Он стал рассказывать, что в актовом зале висела копия с картины Альтдорфера, святой Георгий на ней был в красных доспехах. Семен перебил – святого, сказал, в революционную материю не оденут.
Юлий Васильевич свалил с себя тяжелый тулуп и повернулся на бок. Левая рука его оказалась за спиной. Зато правой он смог дотянуться до кружки. Теплая вода пахла мореными травами. Он пил без удовольствия и злился, что не может заинтересовать парня, в мелочах путается. Напился, опять лег на спину. Лежал, сухие сумерки разглядывал, полегоньку кашлял и старался не думать о веревке.
– Признавайся, ваше благородие, по какому делу в избушку пожаловал?
– Причин много, сразу не скажешь. Поступки наши предопределены прошлым.
– Дезертировал, значит, воевать надоело.
– Зачем мне дезертировать? Ведь отступают-то красные, ваши.
– Надеешься, сволочь!
Юлий Васильевич вспылил, обругал парня «хамом» и долго не мог успокоиться.
Семен кричал:
– Подкопим силу и ударим по белопогонникам! Точно говорю, пух полетит, как из поповской перины!
– Опоздали! Пермь взята, Вятка на очереди.
– Не хвастай, сдаются ваши, полками к нам переходят.
– И пусть переходят! Не жалко! – отругивался Юлий Васильевич, а сам думал, что зима нынче злая, коварная, весь декабрь метели мели, и январь не лучше, все может случиться.
– Хватит, пошумели, – сказал он Семену. – Черт с ней, с Вяткой! Впереди у нас с тобой не годы – считанные часы.
– Испугать норовишь? Не старайся! Тятьке я верю, не тебе он чета.
– Я просто работник, нужный людям. Всю жизнь в лесу служил. Глупо служил, надо признаться. Время было такое. Лес защищали, как крепость, до последнего патрона.
– Не верти языком, лес сам по себе. Мы не с лесом воюем.
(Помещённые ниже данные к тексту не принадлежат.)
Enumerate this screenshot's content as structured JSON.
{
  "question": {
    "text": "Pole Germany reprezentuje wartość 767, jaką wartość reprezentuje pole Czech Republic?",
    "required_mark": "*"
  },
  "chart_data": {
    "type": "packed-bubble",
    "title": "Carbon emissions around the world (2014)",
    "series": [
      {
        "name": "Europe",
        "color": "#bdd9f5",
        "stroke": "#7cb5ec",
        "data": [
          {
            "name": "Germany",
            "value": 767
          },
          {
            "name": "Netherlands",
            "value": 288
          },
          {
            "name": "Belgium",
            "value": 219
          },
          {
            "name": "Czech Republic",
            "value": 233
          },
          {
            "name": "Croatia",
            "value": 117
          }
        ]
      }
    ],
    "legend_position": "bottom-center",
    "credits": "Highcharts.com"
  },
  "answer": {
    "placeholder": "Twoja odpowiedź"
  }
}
– Рано или поздно война закончится. Лес придется рубить, и надо его рубить. Обязательно надо. Вот в чем дело, Сеня! Старые деревья захламляют лес, мешают расти молодым.
– Руби на здоровье.
– Война ничего не изменит. Не изменит главного в жизни! И после войны придется пахать, сеять, рубить лес, строить дома и дороги.
– Для себя строить можно.
– Вздор, новая сказка! Для себя я берег лес? Для себя строили каменщики Петербург и Москву?
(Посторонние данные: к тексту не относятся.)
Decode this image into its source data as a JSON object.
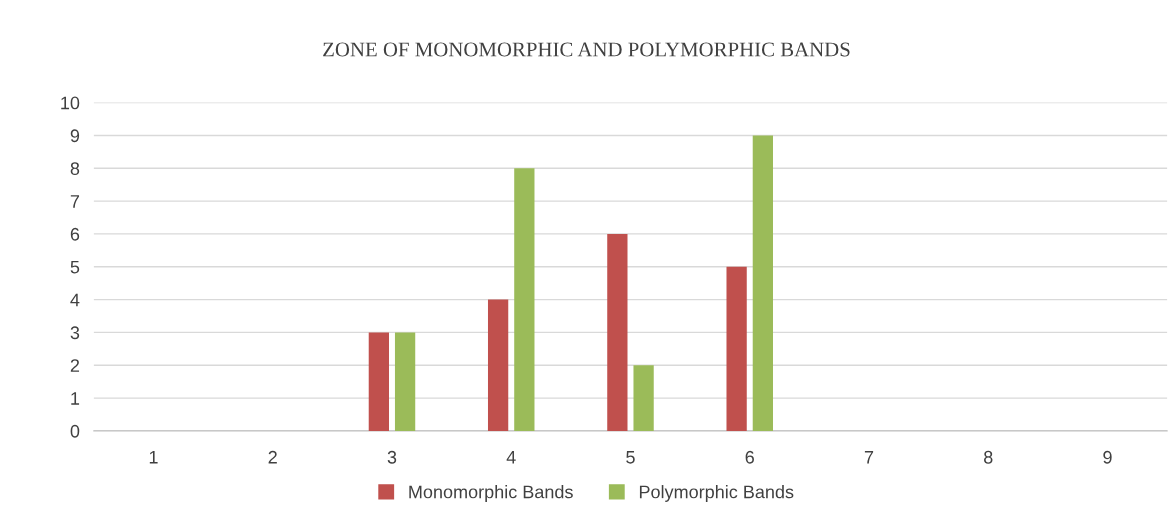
{
  "chart_data": {
    "type": "bar",
    "title": "ZONE OF MONOMORPHIC AND POLYMORPHIC BANDS",
    "categories": [
      "1",
      "2",
      "3",
      "4",
      "5",
      "6",
      "7",
      "8",
      "9"
    ],
    "series": [
      {
        "name": "Monomorphic Bands",
        "color": "#c0504d",
        "values": [
          0,
          0,
          3,
          4,
          6,
          5,
          0,
          0,
          0
        ]
      },
      {
        "name": "Polymorphic Bands",
        "color": "#9bbb59",
        "values": [
          0,
          0,
          3,
          8,
          2,
          9,
          0,
          0,
          0
        ]
      }
    ],
    "ylim": [
      0,
      10
    ],
    "yticks": [
      0,
      1,
      2,
      3,
      4,
      5,
      6,
      7,
      8,
      9,
      10
    ],
    "grid": "y",
    "legend": "bottom"
  }
}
– Ясно, для народа, для всех бедных людей. А эксплуататоры все захватили! И лес твой, и землю, и каменные дома. Оттого и революция началась. Скажем, я хочу на морского капитана учиться, на больших кораблях по синему морю плавать. Нельзя, черная кость, неумытое рыло!
– А если ты не черная кость? Не сын Никифора?
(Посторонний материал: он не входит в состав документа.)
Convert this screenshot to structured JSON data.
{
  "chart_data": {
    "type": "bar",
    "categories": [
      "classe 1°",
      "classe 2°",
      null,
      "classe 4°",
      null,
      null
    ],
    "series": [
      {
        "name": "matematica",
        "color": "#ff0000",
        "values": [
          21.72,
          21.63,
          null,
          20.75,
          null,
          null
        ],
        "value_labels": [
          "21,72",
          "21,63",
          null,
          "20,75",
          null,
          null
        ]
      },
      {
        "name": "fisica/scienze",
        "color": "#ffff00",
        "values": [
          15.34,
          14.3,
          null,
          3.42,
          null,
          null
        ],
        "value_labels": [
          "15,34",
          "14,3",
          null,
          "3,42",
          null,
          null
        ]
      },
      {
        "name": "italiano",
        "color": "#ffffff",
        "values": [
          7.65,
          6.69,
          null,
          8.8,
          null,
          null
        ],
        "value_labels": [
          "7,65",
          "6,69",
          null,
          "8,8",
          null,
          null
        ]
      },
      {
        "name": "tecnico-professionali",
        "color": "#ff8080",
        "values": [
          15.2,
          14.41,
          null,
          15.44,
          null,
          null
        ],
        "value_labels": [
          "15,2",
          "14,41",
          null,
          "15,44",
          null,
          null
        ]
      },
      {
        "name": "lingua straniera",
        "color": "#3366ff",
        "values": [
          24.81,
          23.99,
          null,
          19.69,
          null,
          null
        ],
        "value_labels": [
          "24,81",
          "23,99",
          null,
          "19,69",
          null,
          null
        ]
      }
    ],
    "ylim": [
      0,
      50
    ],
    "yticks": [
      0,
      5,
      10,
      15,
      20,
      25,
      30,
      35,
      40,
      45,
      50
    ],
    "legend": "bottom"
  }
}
Юлий Васильевич ждал, что скажет Семен. Но тот молчал, шуршал туеском.
Стало совсем темно. Пока спорили, ночь подкралась. К ней тоже надо привыкнуть, убедить себя, что тьма вокруг не бездонна. Над головой крыша, по бокам крепкие стены. Вспоминалось, что дорога в избушку началась в Уфе. Высокообразованный Кроль спрашивал Вольского: «Ну, какое же это правительство, если оно перед кем-то ответственно?» Ворошить недавнее прошлое, да еще ночью, Юлию Васильевичу не хотелось. Но Семен не отвяжется, пока не узнает, зачем белый офицер к ним пожаловал. Душа пристанище ищет – не ответ. Теперь все ищут – кто хлеб, кто крышу, кто новые иллюзии.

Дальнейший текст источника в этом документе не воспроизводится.